Sport et mondialisation, unis par un lien dialectique
Être le pays hôte de la Coupe du monde est l’objet d’une compétition aussi farouche que celle pour y obtenir la victoire finale. Longtemps, la Coupe du monde a été un duopole européo-sud-américain. Uruguay, 1930; Italie, 1934; France, 1938; Brésil, 1950; Suisse, 1954; Suède, 1958; Chili, 1962; Angleterre, 1966.
Première exception?: Mexique, pays latino-américain certes, mais situé en Amérique centrale, qui hébergea la Coupe du monde en 1970. Ensuite, le cycle Europe-Amérique du Sud reprend. Allemagne, 1974; Argentine, 1978; Espagne, 1982; retour au Mexique en 1986; Italie, 1990.
La Coupe du monde 1994 marque une nouvelle étape.

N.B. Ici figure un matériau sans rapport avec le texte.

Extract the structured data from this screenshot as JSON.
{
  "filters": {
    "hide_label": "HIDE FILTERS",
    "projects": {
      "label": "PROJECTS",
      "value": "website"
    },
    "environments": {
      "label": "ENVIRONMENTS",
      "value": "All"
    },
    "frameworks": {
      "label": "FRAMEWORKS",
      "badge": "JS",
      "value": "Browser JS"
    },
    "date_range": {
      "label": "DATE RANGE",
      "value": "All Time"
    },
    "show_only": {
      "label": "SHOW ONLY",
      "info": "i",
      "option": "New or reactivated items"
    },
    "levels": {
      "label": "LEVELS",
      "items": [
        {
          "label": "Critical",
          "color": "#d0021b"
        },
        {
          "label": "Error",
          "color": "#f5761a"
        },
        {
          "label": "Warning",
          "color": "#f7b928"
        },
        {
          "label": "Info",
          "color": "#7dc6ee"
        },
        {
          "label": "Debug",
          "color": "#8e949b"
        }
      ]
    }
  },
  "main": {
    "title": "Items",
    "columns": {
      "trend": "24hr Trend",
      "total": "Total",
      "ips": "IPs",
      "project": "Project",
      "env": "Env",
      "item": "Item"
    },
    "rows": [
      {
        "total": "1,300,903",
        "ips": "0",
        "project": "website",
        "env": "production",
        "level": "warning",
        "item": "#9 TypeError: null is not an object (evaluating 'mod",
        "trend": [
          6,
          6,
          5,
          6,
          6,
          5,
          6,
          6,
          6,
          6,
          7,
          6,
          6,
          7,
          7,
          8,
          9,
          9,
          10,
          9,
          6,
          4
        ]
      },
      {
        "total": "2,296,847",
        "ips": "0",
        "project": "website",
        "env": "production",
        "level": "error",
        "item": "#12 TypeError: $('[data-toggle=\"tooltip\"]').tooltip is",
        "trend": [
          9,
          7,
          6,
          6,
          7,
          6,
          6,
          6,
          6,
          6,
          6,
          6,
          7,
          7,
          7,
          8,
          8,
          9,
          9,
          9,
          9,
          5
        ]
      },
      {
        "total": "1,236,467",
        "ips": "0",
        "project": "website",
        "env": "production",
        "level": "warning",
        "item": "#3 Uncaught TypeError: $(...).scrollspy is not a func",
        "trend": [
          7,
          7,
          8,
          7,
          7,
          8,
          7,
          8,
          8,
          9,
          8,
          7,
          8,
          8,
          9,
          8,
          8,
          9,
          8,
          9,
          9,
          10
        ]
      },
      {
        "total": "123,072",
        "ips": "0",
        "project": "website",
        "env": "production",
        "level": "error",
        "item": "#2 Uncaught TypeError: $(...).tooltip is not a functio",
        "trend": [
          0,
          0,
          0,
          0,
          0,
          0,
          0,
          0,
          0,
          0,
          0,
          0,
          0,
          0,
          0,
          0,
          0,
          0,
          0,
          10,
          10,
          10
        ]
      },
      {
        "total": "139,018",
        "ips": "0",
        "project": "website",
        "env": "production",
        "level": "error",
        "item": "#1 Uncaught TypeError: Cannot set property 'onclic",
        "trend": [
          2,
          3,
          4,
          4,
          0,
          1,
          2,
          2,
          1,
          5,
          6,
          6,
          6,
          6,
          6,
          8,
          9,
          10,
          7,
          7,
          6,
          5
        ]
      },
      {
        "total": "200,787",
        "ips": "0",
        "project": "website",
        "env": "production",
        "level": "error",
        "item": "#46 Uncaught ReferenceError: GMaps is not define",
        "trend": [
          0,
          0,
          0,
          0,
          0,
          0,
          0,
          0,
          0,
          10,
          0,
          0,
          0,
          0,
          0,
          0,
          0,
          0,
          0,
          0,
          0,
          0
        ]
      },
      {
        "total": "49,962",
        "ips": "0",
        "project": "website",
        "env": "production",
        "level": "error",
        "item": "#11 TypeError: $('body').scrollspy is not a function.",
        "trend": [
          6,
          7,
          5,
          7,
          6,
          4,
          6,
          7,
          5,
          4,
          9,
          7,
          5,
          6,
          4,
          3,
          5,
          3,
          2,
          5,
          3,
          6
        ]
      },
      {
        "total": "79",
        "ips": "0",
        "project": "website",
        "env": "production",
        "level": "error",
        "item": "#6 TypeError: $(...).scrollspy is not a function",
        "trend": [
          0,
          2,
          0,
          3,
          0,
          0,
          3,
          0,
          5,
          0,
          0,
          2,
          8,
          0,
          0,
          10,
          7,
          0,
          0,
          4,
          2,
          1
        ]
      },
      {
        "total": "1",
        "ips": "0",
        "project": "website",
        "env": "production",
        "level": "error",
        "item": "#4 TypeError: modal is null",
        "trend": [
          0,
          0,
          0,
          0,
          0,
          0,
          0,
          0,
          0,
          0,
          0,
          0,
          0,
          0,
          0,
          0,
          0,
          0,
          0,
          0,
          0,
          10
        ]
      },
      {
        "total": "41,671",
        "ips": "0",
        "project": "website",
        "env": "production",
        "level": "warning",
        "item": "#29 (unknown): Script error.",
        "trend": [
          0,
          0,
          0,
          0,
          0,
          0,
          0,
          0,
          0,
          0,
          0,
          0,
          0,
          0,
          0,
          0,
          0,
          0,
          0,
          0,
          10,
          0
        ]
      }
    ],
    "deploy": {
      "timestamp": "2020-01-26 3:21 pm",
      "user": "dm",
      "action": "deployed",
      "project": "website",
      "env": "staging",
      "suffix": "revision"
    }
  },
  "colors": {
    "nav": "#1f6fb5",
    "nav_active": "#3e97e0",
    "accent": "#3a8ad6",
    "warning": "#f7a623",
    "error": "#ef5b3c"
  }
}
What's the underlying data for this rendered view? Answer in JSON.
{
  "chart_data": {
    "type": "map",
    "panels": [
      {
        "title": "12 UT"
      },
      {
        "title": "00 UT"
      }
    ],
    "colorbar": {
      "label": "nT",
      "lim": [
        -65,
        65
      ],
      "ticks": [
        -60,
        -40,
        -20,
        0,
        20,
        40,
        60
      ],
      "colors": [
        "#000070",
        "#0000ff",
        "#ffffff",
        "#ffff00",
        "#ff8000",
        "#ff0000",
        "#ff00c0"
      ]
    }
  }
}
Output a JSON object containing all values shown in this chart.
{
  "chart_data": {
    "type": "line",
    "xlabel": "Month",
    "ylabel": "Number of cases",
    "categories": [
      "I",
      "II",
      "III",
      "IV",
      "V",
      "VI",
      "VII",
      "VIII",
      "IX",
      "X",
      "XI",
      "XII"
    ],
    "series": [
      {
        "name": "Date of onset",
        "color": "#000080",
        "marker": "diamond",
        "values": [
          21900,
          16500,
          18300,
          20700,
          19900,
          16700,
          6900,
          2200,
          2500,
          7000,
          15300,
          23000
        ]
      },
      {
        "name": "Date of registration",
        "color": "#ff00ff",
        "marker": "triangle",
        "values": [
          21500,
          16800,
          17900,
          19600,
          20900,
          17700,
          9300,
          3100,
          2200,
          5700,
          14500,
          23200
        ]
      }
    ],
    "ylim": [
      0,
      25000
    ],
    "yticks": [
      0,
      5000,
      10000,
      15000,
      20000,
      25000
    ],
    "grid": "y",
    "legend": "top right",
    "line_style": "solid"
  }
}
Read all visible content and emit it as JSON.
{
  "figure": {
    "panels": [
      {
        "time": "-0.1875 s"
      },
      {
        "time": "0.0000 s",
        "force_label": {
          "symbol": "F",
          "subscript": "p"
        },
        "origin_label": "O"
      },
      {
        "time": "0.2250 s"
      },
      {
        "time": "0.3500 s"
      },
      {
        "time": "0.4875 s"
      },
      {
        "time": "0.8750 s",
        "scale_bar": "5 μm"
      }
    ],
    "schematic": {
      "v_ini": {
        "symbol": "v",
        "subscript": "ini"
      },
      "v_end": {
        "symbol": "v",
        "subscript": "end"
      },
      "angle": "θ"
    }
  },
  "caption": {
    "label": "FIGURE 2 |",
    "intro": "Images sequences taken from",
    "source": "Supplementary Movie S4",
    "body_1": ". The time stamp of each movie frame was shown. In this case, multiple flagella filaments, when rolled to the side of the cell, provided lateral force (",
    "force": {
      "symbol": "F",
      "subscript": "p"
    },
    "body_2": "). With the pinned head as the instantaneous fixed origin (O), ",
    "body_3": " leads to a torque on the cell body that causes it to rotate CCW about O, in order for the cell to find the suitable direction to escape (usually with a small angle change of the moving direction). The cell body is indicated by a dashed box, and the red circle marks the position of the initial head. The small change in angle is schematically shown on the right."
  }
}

Le football veut étendre les frontières de son empire et se lance à la conquête des États-Unis. 1998 voit la France l’accueillir. Puis, la Fifa se lance de nouveau à la conquête du monde, mais de façon pacifique. En 2002, le football débarque en Asie.
Ce n’est évidemment pas la politique de la canonnière et ce débarquement suscite l’enthousiasme des populations locales. La Coupe du monde est coorganisée (la Fifa n’ayant pas voulu choisir entre les deux prétendants et pariant sur un rapprochement politique grâce au sport) par le Japon (plus peuplé, plus riche) et la Corée du Sud (où le football est mieux implanté).
L’Afrique du Sud devient le pays hôte en 2010. Nelson Mandela a joué un grand rôle dans ce succès, et c’était la première fois qu’une compétition sportive mondiale majeure (JO ou Coupe du monde) était organisée sur le continent africain.
Cette organisation a marqué une triple reconnaissance?: celle du démantèlement pacifique du régime d’apartheid?; celle de l’émergence du continent africain et de sa pleine participation au processus de mondialisation?; celle enfin de la contribution de l’Afrique au monde sportif.
À part l’Océanie, le football a donc célébré sa fête mondiale sur les cinq continents. Il revient au pays symbole de ce sport pour 2014, le Brésil, et mettra le cap sur l’Est en 2018, avec la Russie. En 2022, pour la première fois, la Coupe du monde aura lieu dans un pays arabe et musulman, le Qatar.
Le choix est critiqué, mais le vote obtenu en 2010 par 14 voix contre 8 pour les États-Unis est dans la logique d’expansion des pays hôtes et de la recherche de l’universalisme. Il ne serait guère étonnant que la Coupe s’installe en Chine en 2026.
Le nombre de participants et le flux de commentaires n’auront plus rien à voir avec ceux des premières éditions. On est passés d’un espace réduit dans la presse sportive spécialisée à une couverture maximale dans les médias généralistes non sportifs.
Il en est de même dans tous les pays, y compris ceux qui – pour leur plus grand désespoir – ne participent pas à cette fête mondiale. La télévision a créé un stade aux capacités d’accueil illimitées.
Entre la première Coupe du monde et la période contemporaine, plus rien de comparable. Guerre froide, décolonisation, fin du monde bipolaire et mondialisation sont survenues et ont profondément modifié l’impact du sport. Toujours dans le sens d’une croissance exponentielle, soutenue et durable. Et toujours dans le sens d’un intérêt populaire toujours plus vif. Le sport en a bénéficié, mais en a été également un vecteur puissant. Sport et mondialisation sont unis par ce lien dialectique.